Le milieu théâtral réclame une vision à long terme du gouvernement tenant compte des différents contextes. Le CQT souhaite s’attaquer à l’effet d’entonnoir qu’occasionnent les reports et les annulations de spectacles. « On a aussi rencontré le ministre du Patrimoine canadien, Pablo Rodriguez, pour réfléchir à la diffusion dans des contextes atypiques, explique Voyer-Léger. Lors de la Journée mondiale du théâtre 2021, c’était le sujet à l’ordre du jour. On n’a jamais réussi à en parler parce qu’on a trop le nez collé sur la pandémie. Ça fait un an qu’on essaie de le faire. »
Mais comment continuer le travail avec des programmations qui débordent sur des années à venir ? Comment écrire, créer, planifier et produire devant un panorama théâtral complètement bouché?
Des spectacles repensés… ou discartés
Michelle Parent et son Pirata Théâtre ont carrément annulé la pièce 100 secondes avant minuit, déjà reportée deux fois auparavant. « L’horizon était déjà passablement congestionné en raison des premiers reports de spectacles en 2020 et 2021. Les saisons sont bouclées jusqu’en 2024 présentement. Personne ne sait quand on pourra jouer un spectacle qui est déjà prêt. Ça fait peur. »
Pirata Théâtre crée des spectacles où intervient la réalité pour ne pas dire l’actualité – 100 secondes… traitait de la crise environnementale – avec des acteurs et actrices professionnel∙les, des non-acteurs et non-actrices où chacun·e des interprètes se joue lui-même ou elle-même. « En cours de route, des artistes ont dû quitter pour une raison ou une autre. Ça exige une réécriture complète parce que c’est toute une trame qui part avec cette personne. La pièce prévue en 2020 était complètement différente de celle qu’on allait jouer cette année. L’actualité et la pandémie ont changé l’angle de la création. »

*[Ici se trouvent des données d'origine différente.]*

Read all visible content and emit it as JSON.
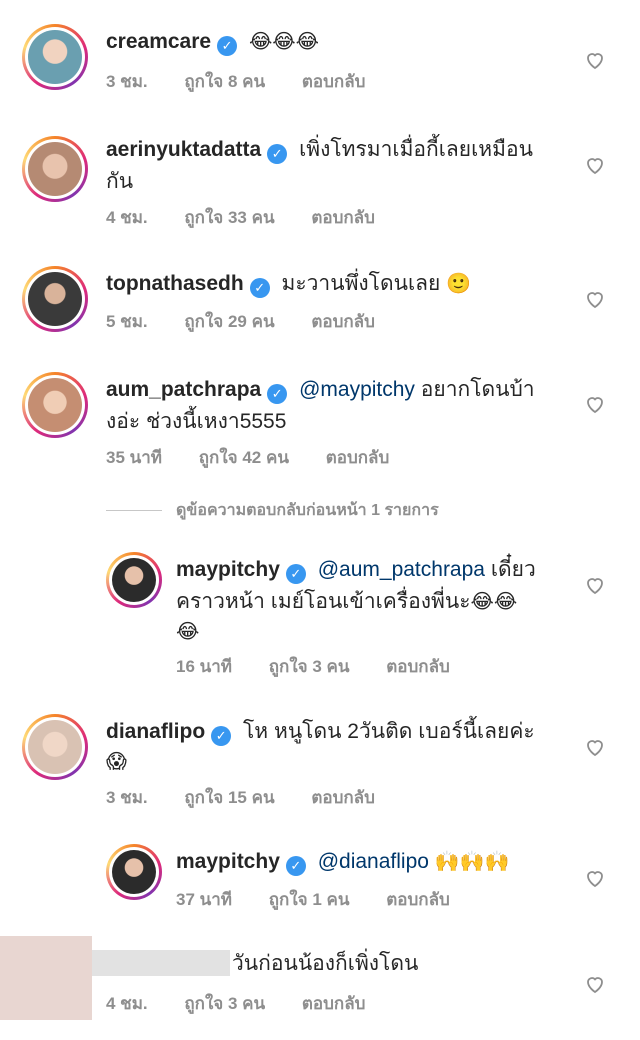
{
  "comments": [
    {
      "username": "creamcare",
      "text": "",
      "emoji": "😂😂😂",
      "time": "3 ชม.",
      "likes": "ถูกใจ 8 คน",
      "reply": "ตอบกลับ",
      "avatar_color": "#6a9fb0"
    },
    {
      "username": "aerinyuktadatta",
      "text": "เพิ่งโทรมาเมื่อกี้เลยเหมือน",
      "text2": "กัน",
      "time": "4 ชม.",
      "likes": "ถูกใจ 33 คน",
      "reply": "ตอบกลับ",
      "avatar_color": "#c9a08a"
    },
    {
      "username": "topnathasedh",
      "text": "มะวานพึ่งโดนเลย",
      "emoji": "🙂",
      "time": "5 ชม.",
      "likes": "ถูกใจ 29 คน",
      "reply": "ตอบกลับ",
      "avatar_color": "#3a3a3a"
    },
    {
      "username": "aum_patchrapa",
      "mention": "@maypitchy",
      "text": "อยากโดนบ้า",
      "text2": "งอ่ะ ช่วงนี้เหงา5555",
      "time": "35 นาที",
      "likes": "ถูกใจ 42 คน",
      "reply": "ตอบกลับ",
      "avatar_color": "#d8a58a"
    },
    {
      "username": "maypitchy",
      "mention": "@aum_patchrapa",
      "text": "เดี๋ยว",
      "text2": "คราวหน้า เมย์โอนเข้าเครื่องพี่นะ",
      "emoji": "😂😂",
      "emoji2": "😂",
      "time": "16 นาที",
      "likes": "ถูกใจ 3 คน",
      "reply": "ตอบกลับ",
      "avatar_color": "#2b2b2b"
    },
    {
      "username": "dianaflipo",
      "text": "โห หนูโดน 2วันติด เบอร์นี้เลยค่ะ",
      "emoji2": "😱",
      "time": "3 ชม.",
      "likes": "ถูกใจ 15 คน",
      "reply": "ตอบกลับ",
      "avatar_color": "#d9c2b3"
    },
    {
      "username": "maypitchy",
      "mention": "@dianaflipo",
      "emoji": "🙌🙌🙌",
      "time": "37 นาที",
      "likes": "ถูกใจ 1 คน",
      "reply": "ตอบกลับ",
      "avatar_color": "#2b2b2b"
    },
    {
      "username": "",
      "text": "วันก่อนน้องก็เพิ่งโดน",
      "time": "4 ชม.",
      "likes": "ถูกใจ 3 คน",
      "reply": "ตอบกลับ"
    }
  ],
  "view_previous_replies": "ดูข้อความตอบกลับก่อนหน้า 1 รายการ",
  "verified_mark": "✓"
}
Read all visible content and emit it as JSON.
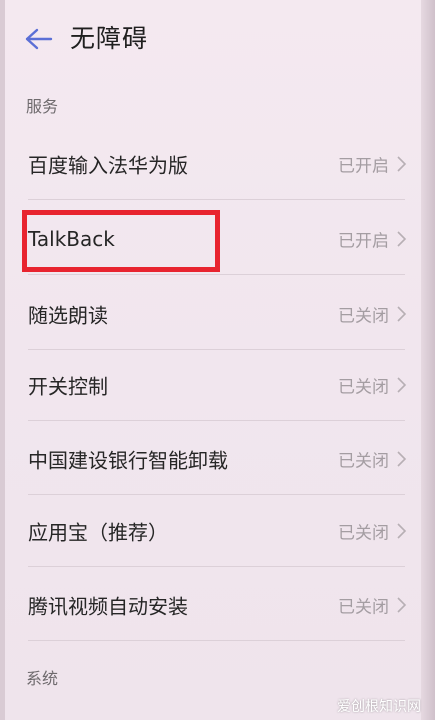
{
  "header": {
    "title": "无障碍"
  },
  "sections": {
    "services": "服务",
    "system": "系统"
  },
  "rows": [
    {
      "label": "百度输入法华为版",
      "status": "已开启"
    },
    {
      "label": "TalkBack",
      "status": "已开启"
    },
    {
      "label": "随选朗读",
      "status": "已关闭"
    },
    {
      "label": "开关控制",
      "status": "已关闭"
    },
    {
      "label": "中国建设银行智能卸载",
      "status": "已关闭"
    },
    {
      "label": "应用宝（推荐）",
      "status": "已关闭"
    },
    {
      "label": "腾讯视频自动安装",
      "status": "已关闭"
    }
  ],
  "colors": {
    "highlight": "#e8242f",
    "accent": "#5b6fd6"
  },
  "icons": {
    "back": "back-arrow-icon",
    "chevron": "chevron-right-icon"
  },
  "watermark": "爱创根知识网"
}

Pour ne pas voir tout le travail de cinq années s’évanouir dans la nature, Michelle Parent a décidé de réaliser un documentaire sur sa démarche artistique. « J’ai un genre de réflexe acquis qui vient de la précarité de notre milieu et du fait qu’on doit se battre pour monter un show. La pandémie met à jour les conditions chaotiques du théâtre. Je me suis toujours battue pour pouvoir présenter mes spectacles. Je n’ai jamais joué en sachant que j’allais être payée, et ce, depuis 12 ans. »
Elle croit toujours à l’importance du théâtre et à sa capacité de rassembler. Mais la crise l’amène à penser que la communauté théâtrale devra réfléchir davantage à l’avenir. « C’est difficile pour tout le monde, la pandémie, mais il faut analyser le sens de ce qu’on fait en théâtre et comment on le fait. Plus personne ne voudra être programmé en janvier à partir de maintenant. »
Ouvrir ses ornières
De son côté, le nouveau directeur artistique du Théâtre Prospero, Philippe Cyr, confirme la congestion en vue des prochaines saisons. Pour cette raison, il tente de ne pas prendre de décisions précipitées en se laissant une certaine marge de manœuvre. « La fermeture des théâtres n’est pas une solution viable. Toutes sortes de choses peuvent être faites. L’année dernière, on a pu présenter des spectacles avec des jauges réduites et des règles très sévères. Le milieu est capable d’accueillir les gens de manière sécuritaire, plus sérieusement que bien des grandes surfaces commerciales. »
Il ne rejette pas l’idée d’une forme d’états généraux sur le théâtre pour « nommer les choses qui vont plus ou moins bien dans notre milieu et qui sont accentuées par la pandémie ». Il considère cependant qu’il est possible d’améliorer la situation à plus court terme. « Il y a une écologie profondément ancrée, qui est basée sur des modes de fonctionnement, de subvention et de production. Mais c’est l’occasion de commencer à poser de petits gestes pour changer la donne. La pandémie soulève la question de la décroissance dans tous les secteurs d’activité. Comment l’appliquer en théâtre ? Nous sommes évalués à l’inverse. Plus il y a de spectateurs et de spectatrices, plus il a de productions, plus il y a d’activité. Il y a lieu de remettre en question les choses, surtout devant la fatigue et le stress des gens. »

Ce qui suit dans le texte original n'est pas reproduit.